3. Witness Regardless the Outcome:

  • Text – 63-65
  • Explanation – This ends our portion with a hateful condemnation. The high priest and the council condemned Jesus of blasphemy, condemning Him to death. Now under Jewish law, the death penalty was carried out by stoning.
  • In the case of blasphemy, the rabbis had determined that, once the blasphemer was put to death, his or her body would be hung on a tree as the ultimate sign of rejection (Deuteronomy 21:23). However, Israel was no longer functioning as a theocracy.
  • Illustration – Therefore, only the Roman government could carry out the death penalty. But the Romans would not care that a Jewish court had found Jesus guilty of blasphemy. But claiming to be God was a different story. To the Romans, Caesar was lord.

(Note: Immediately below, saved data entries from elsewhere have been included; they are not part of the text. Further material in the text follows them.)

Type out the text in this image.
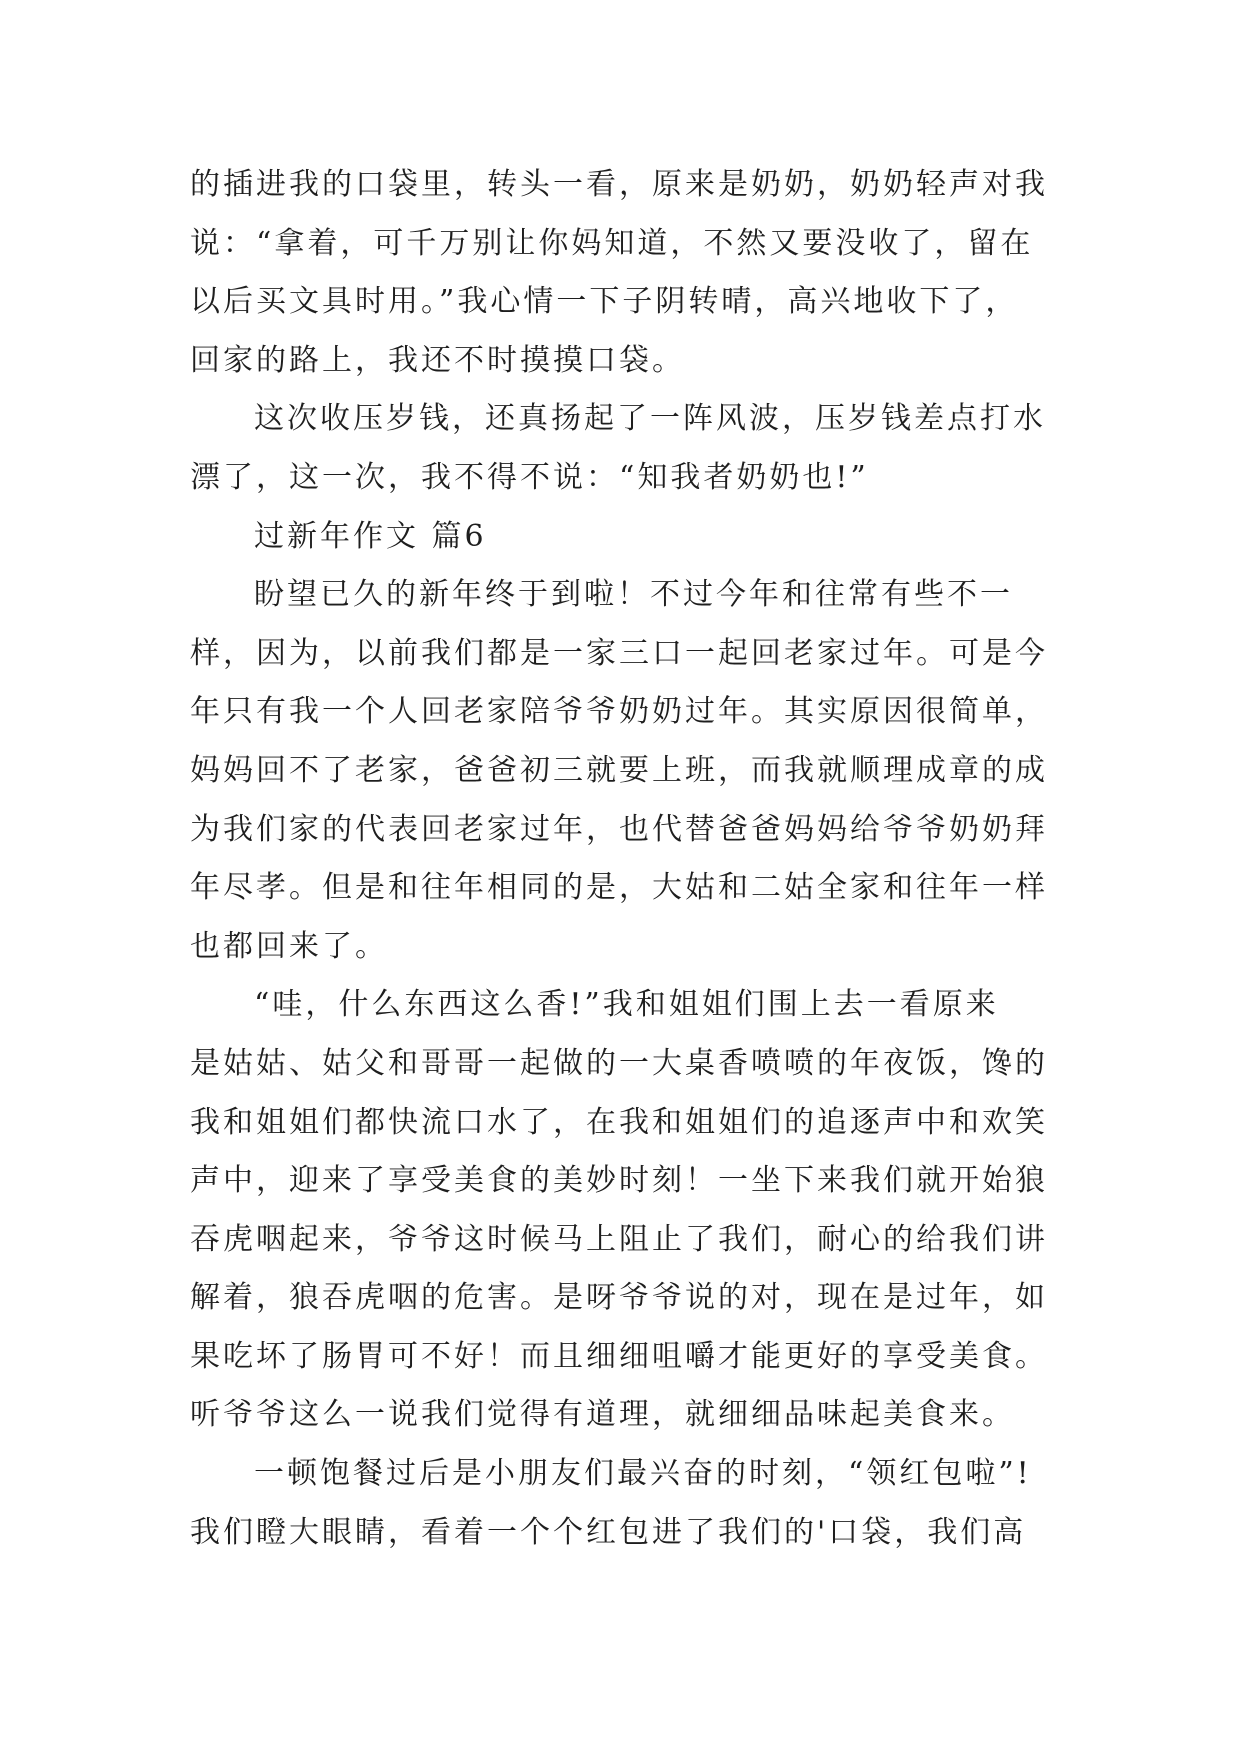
的插进我的口袋里，转头一看，原来是奶奶，奶奶轻声对我
说：“拿着，可千万别让你妈知道，不然又要没收了，留在
以后买文具时用。”我心情一下子阴转晴，高兴地收下了，
回家的路上，我还不时摸摸口袋。
这次收压岁钱，还真扬起了一阵风波，压岁钱差点打水
漂了，这一次，我不得不说：“知我者奶奶也!”
过新年作文 篇6
盼望已久的新年终于到啦！不过今年和往常有些不一
样，因为，以前我们都是一家三口一起回老家过年。可是今
年只有我一个人回老家陪爷爷奶奶过年。其实原因很简单，
妈妈回不了老家，爸爸初三就要上班，而我就顺理成章的成
为我们家的代表回老家过年，也代替爸爸妈妈给爷爷奶奶拜
年尽孝。但是和往年相同的是，大姑和二姑全家和往年一样
也都回来了。
“哇，什么东西这么香!”我和姐姐们围上去一看原来
是姑姑、姑父和哥哥一起做的一大桌香喷喷的年夜饭，馋的
我和姐姐们都快流口水了，在我和姐姐们的追逐声中和欢笑
声中，迎来了享受美食的美妙时刻！一坐下来我们就开始狼
吞虎咽起来，爷爷这时候马上阻止了我们，耐心的给我们讲
解着，狼吞虎咽的危害。是呀爷爷说的对，现在是过年，如
果吃坏了肠胃可不好！而且细细咀嚼才能更好的享受美食。
听爷爷这么一说我们觉得有道理，就细细品味起美食来。
一顿饱餐过后是小朋友们最兴奋的时刻，“领红包啦”!
我们瞪大眼睛，看着一个个红包进了我们的'口袋，我们高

  • If Jesus claimed to be Lord, he would be put to death for treason. Having made their verdict, they disrespected Him, covered His face and struck Him. They did all this while mocking him: “Prophesy!” it wasn’t enough to kill Him, they had to attempt to break Him.
  • Application – And that is what will happen to you if you bear your Christian witness. Words relating to witness occur seven times in this passage. There are false witnesses and there is the true witness. Yet, the Lord Jesus demonstrated that He is “the faithful and true witness” (Revelation 3:14).
  • We’ve looked at a study in witnessing under pressure, in how to do it and how not to do it. The challenge is, we are to stand as witnesses to Jesus and to His truth.
  • But the main purpose of this passage is not to demonstrate how we should be witnesses. This passage serves as a witness to the glory of Jesus Christ and therefore points us to His gospel. It points us to the good news of what God has done through the death, burial, and resurrection of the Lord Jesus Christ. And according to this trial, the life He lived was blameless.
  • Conclusion – and in order to find Jesus guilty of death, they needed to bear false witness against Him because He was sinless. We are also to follow Him as our example when it comes to our witness. We are to be true to God’s testimony of His Son (1 Corinthians 2:1–3).
  • We are to be willing to stand for Him and to proclaim truth in the face of opposition: in the workplace; at school; in our community; and in public. And when you are slandered and attacked, let God be your defence.